Total newbie on this. What is the easiest way to pay an employee living out of US, but having a USD account in their country, given I am based in US? I want to do it properly as if the employee is getting paid by the company on a payroll, generating a paystub. Checked out Deel, but seems like too much effort for just a single employee (not looking to increase at the moment).
Will the answer change for a contractor in same situation?
If you try this sort of thing in Australia, you violate the Alienation of Personal Services Income Act 2000, and will be in a world of pain. Many other countries (including e.g. many post-2004 EU members) have similar laws against "stealth" employment, enforced with varying degrees of eagerness and effectiveness, as common in that region.

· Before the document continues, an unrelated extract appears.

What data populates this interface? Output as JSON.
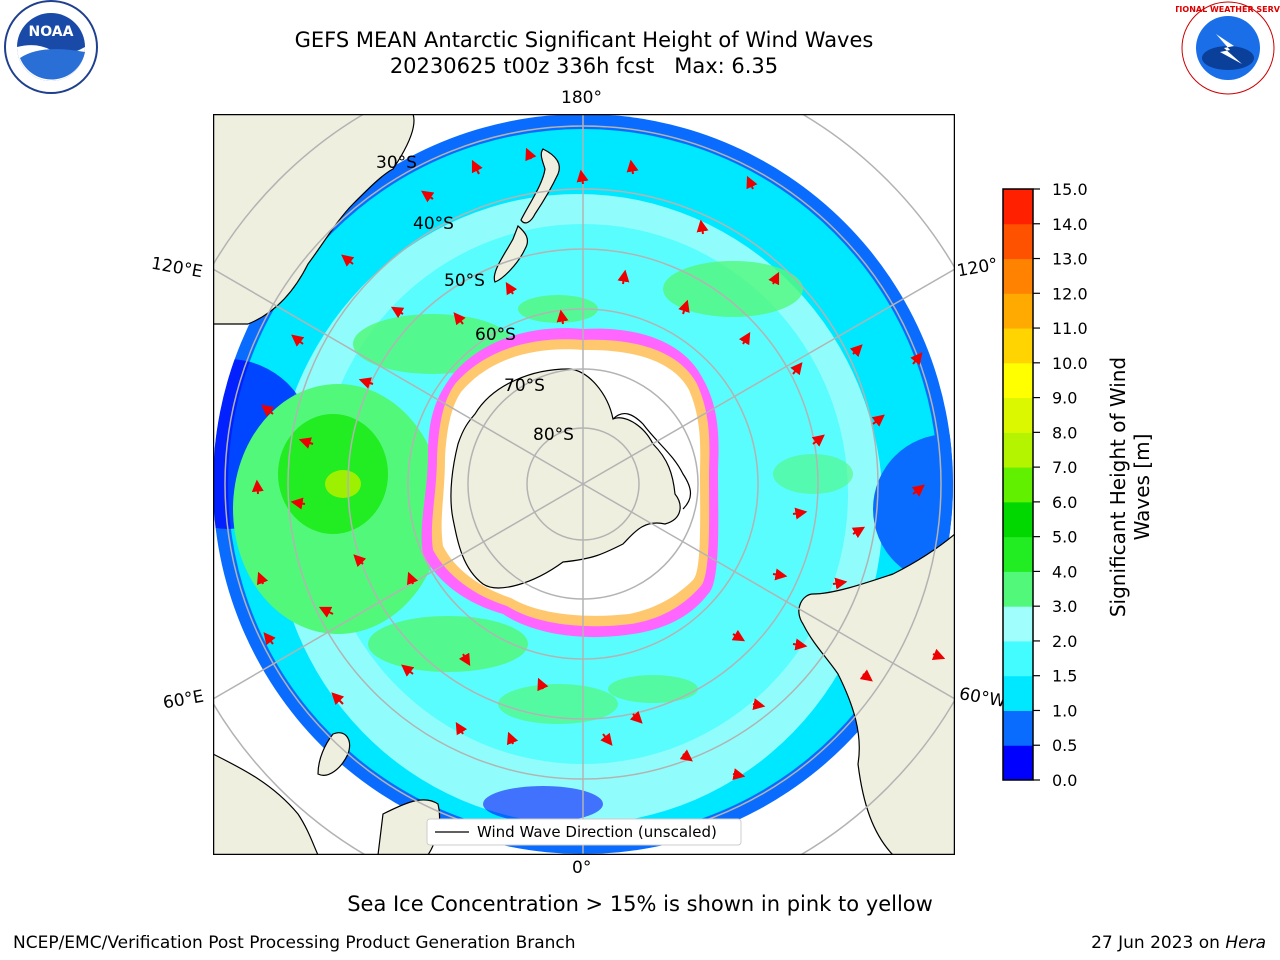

If you're only serving a single client, you're usually not a contractor. If you pretend to be, and if the tax office ever decides to scrutinize what you do, chances are they'll tear you a new one. Insist on having an "employer of record" that does things by the book, and knows local regulations, tax codes, and mandatory insurances.
In the same time if your customer does have legal presence in your country of residence then that's entirely different situation amd tax office might see it as tax avoidance, though this will depend on country of your residence as laws are implemented differently in different EU member states, and also the legal form of your own company.

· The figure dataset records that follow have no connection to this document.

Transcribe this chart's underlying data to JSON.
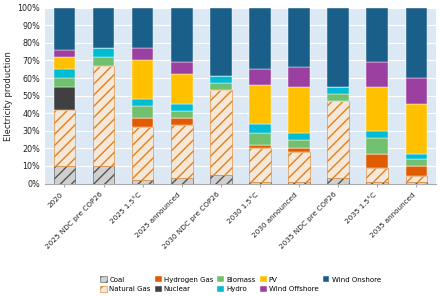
{
  "categories": [
    "2020",
    "2025 NDC pre COP26",
    "2025 1.5°C",
    "2025 announced",
    "2030 NDC pre COP26",
    "2030 1.5°C",
    "2030 announced",
    "2035 NDC pre COP26",
    "2035 1.5°C",
    "2035 announced"
  ],
  "series": {
    "Coal": [
      0.1,
      0.1,
      0.02,
      0.03,
      0.05,
      0.01,
      0.01,
      0.03,
      0.01,
      0.01
    ],
    "Natural Gas": [
      0.32,
      0.57,
      0.3,
      0.3,
      0.48,
      0.19,
      0.17,
      0.44,
      0.08,
      0.03
    ],
    "Hydrogen Gas": [
      0.0,
      0.0,
      0.05,
      0.04,
      0.0,
      0.02,
      0.02,
      0.0,
      0.08,
      0.06
    ],
    "Nuclear": [
      0.13,
      0.0,
      0.0,
      0.0,
      0.0,
      0.0,
      0.0,
      0.0,
      0.0,
      0.0
    ],
    "Biomass": [
      0.05,
      0.05,
      0.07,
      0.04,
      0.04,
      0.07,
      0.05,
      0.04,
      0.09,
      0.04
    ],
    "Hydro": [
      0.05,
      0.05,
      0.04,
      0.04,
      0.04,
      0.05,
      0.04,
      0.04,
      0.04,
      0.03
    ],
    "PV": [
      0.07,
      0.0,
      0.22,
      0.17,
      0.0,
      0.22,
      0.26,
      0.0,
      0.25,
      0.28
    ],
    "Wind Offshore": [
      0.04,
      0.0,
      0.07,
      0.07,
      0.0,
      0.09,
      0.11,
      0.0,
      0.14,
      0.15
    ],
    "Wind Onshore": [
      0.24,
      0.23,
      0.23,
      0.31,
      0.39,
      0.35,
      0.34,
      0.45,
      0.31,
      0.4
    ]
  },
  "colors": {
    "Coal": "#b8b8b8",
    "Natural Gas": "#f4a460",
    "Hydrogen Gas": "#e05c00",
    "Nuclear": "#404040",
    "Biomass": "#70c070",
    "Hydro": "#00bcd4",
    "PV": "#ffc000",
    "Wind Offshore": "#9b3fa0",
    "Wind Onshore": "#1a5f8a"
  },
  "ylabel": "Electricity production",
  "yticks": [
    0.0,
    0.1,
    0.2,
    0.3,
    0.4,
    0.5,
    0.6,
    0.7,
    0.8,
    0.9,
    1.0
  ],
  "yticklabels": [
    "0%",
    "10%",
    "20%",
    "30%",
    "40%",
    "50%",
    "60%",
    "70%",
    "80%",
    "90%",
    "100%"
  ],
  "plot_bg": "#dce9f5",
  "fig_bg": "#ffffff",
  "bar_width": 0.55,
  "legend_order": [
    "Coal",
    "Natural Gas",
    "Hydrogen Gas",
    "Nuclear",
    "Biomass",
    "Hydro",
    "PV",
    "Wind Offshore",
    "Wind Onshore"
  ]
}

If in doubt, hire accountant who specializes in your area.
Indeed. This should be the top answer to OP's question.
And I count myself lucky to live in a country where the people's incentives mostly align with the way I prefer to make a living.
I just read an article claiming that in Germany employers of record are treated like temp agencies and thus limited to 18 months.
For example, trying to be a professional soldier in Iceland, or a prostitute in the US, just plain won't work out legally, no matter how complicated the arrangements you make.
I know this word! Yes, it's a shitty situation :)
We researched ways to pay him legally, but for a six month contract it turned out to be much easier to simply pay an agency that pays him and does the paperwork.
Essentially it is presumed that most workers are full-time employees, and it is difficult to maintain a contractor due to tax liability and labor laws.
If you insist on a non-contractor relationship, find a business (Oyster, Remote, maybe Deel do this) to act as the Employer of Record and get ready to pay them a ton to do it.
The only cheap and easy way to do this as an employer is with contractor relationships.
The other way for him would be to setup legal entity so that you could work with him as contractor or Freelancer. In some countries, such as my own (Serbia), freelancers can be payed directly, without the need for them to setup any kind o f entity or register with EoR. You should check if something like that exists for your employee.
See https://www.irs.gov/businesses/small-businesses-self-employe...
In some EU countries it might be worth the headache since you'd also pay considerably less taxes than if you were an employee
I'd add it's easier to do B2B than regular employment, that will make your life easier as you will not carry the burden of figuring out taxes- your contractor will know better their circumstances like tax residence.